Currently, As my Cruze LT 2014 sits, no longer does it register AUX or USB input. Or even show they exist. 

Pressing the CD/AUX button will show, "No CD inserted" but not the "Aux Input" or "Iphone" (if connected) options.

Additional info, The USB will charge my phone if it is dead, Once the phone turns on it will not register or charge. Will not register a flash drive either.

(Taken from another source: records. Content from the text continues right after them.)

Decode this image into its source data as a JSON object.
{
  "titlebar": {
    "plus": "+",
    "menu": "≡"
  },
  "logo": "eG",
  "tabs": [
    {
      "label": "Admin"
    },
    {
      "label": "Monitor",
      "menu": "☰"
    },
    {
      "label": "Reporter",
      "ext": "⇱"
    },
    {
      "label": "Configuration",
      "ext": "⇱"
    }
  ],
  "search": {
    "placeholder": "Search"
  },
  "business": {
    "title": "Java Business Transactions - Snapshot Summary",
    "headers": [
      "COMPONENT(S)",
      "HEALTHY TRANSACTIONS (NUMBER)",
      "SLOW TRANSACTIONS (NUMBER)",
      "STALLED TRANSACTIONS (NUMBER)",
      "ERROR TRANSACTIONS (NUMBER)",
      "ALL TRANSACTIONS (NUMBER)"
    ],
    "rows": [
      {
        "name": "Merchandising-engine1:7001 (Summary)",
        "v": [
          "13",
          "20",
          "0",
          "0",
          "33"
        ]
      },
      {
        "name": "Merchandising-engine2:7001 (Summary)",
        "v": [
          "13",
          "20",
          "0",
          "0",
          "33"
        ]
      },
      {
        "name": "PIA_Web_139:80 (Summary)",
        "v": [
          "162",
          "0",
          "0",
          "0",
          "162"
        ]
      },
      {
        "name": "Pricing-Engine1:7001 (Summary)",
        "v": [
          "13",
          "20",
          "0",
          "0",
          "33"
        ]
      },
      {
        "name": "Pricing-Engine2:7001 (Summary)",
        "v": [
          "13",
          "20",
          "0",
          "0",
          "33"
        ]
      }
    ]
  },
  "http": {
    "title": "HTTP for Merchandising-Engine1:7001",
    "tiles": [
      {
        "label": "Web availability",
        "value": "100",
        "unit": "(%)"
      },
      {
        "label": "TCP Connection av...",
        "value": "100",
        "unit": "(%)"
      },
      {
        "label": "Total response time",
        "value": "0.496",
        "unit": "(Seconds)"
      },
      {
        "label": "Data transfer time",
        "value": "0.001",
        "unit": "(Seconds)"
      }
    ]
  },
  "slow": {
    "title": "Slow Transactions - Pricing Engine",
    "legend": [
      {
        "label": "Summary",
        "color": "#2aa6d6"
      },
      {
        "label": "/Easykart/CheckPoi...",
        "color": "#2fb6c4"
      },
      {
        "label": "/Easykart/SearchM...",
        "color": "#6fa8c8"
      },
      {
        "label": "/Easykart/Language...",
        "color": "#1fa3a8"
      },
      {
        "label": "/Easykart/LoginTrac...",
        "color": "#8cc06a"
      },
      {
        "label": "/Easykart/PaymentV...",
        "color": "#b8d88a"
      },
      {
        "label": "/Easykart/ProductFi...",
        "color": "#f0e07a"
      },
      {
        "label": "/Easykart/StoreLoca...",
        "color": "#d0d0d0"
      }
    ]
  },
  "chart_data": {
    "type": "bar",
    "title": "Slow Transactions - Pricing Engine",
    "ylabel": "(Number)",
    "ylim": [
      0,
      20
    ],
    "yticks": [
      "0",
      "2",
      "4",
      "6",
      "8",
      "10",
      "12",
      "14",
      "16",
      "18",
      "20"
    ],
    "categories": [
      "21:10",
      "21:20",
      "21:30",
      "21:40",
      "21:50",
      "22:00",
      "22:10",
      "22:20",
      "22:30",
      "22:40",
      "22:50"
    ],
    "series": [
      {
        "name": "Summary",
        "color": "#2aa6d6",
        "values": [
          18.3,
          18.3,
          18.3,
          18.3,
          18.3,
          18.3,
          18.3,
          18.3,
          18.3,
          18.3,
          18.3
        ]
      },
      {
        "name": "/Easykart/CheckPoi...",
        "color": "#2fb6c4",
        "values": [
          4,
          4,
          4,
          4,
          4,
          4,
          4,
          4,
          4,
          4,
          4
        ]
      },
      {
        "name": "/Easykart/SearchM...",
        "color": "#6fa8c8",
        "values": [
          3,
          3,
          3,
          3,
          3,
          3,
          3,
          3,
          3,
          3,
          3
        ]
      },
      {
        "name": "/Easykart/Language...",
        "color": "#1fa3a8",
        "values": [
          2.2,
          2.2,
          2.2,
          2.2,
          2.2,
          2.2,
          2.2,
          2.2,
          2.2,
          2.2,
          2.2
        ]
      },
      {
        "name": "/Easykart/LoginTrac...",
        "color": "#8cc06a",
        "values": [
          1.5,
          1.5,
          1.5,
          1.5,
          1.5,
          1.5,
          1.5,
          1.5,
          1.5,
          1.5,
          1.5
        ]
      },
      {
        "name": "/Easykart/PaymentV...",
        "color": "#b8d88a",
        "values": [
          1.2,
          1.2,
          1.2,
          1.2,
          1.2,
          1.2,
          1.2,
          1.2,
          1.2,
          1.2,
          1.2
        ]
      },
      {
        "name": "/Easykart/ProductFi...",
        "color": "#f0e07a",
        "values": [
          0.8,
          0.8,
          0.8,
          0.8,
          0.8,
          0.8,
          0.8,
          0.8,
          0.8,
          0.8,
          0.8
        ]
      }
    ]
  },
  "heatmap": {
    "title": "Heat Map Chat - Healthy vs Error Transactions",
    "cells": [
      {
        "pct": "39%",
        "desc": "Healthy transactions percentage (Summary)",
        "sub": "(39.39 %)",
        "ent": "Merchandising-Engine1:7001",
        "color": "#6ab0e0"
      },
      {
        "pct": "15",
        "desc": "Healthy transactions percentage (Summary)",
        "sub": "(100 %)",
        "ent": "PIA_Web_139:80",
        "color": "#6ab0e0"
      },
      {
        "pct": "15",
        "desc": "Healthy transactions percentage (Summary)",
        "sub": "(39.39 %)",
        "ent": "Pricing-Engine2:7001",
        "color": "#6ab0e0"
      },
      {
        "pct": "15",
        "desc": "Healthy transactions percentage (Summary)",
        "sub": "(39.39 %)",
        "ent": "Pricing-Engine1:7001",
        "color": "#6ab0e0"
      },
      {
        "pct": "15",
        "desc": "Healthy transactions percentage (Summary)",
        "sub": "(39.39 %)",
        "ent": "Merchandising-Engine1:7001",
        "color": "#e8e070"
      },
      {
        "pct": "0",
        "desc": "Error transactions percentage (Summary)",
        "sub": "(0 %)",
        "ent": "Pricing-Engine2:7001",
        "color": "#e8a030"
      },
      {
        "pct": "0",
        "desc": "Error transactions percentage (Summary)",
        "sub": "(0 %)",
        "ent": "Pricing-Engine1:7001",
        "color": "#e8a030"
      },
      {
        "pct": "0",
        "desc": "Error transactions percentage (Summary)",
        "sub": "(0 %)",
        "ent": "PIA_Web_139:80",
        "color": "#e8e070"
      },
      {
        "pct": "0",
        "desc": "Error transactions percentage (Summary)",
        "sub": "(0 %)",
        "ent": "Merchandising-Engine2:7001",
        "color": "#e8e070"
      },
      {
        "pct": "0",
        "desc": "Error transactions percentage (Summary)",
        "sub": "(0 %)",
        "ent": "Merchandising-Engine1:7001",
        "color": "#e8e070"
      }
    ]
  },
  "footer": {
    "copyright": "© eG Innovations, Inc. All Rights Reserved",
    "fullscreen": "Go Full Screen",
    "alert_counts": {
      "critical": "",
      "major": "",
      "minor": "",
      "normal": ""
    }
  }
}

Poked around for a few hours and didnt find any similar issues. Thinking it might be a fuse.


----------



## obermd (Mar 3, 2012)

Sounds to me like the PDIM has either come disconnected or failed. My suspicion is the latter since the USB port still has power.


----------



## Chevy Customer Care (Oct 29, 2011)

We're sorry to hear of this malfunction, DaronK. We'd like to look further into your concern. If extra help is needed, feel free to send us a private message with your VIN, current mileage, full contact information, and dealership name. We look forward to hearing from you!

Kristen A.
Chevrolet Customer Care


----------



## WhiteLightning (Jul 15, 2013)

I'm having a similar problem. I still have full USB functionality but the AUX jack has failed..


----------



## spacedout (Dec 7, 2010)

Sounds like its time for a trip to the dealer.... why does it seem so many are reluctant to do this? That's what the B2B warranty is for.


----------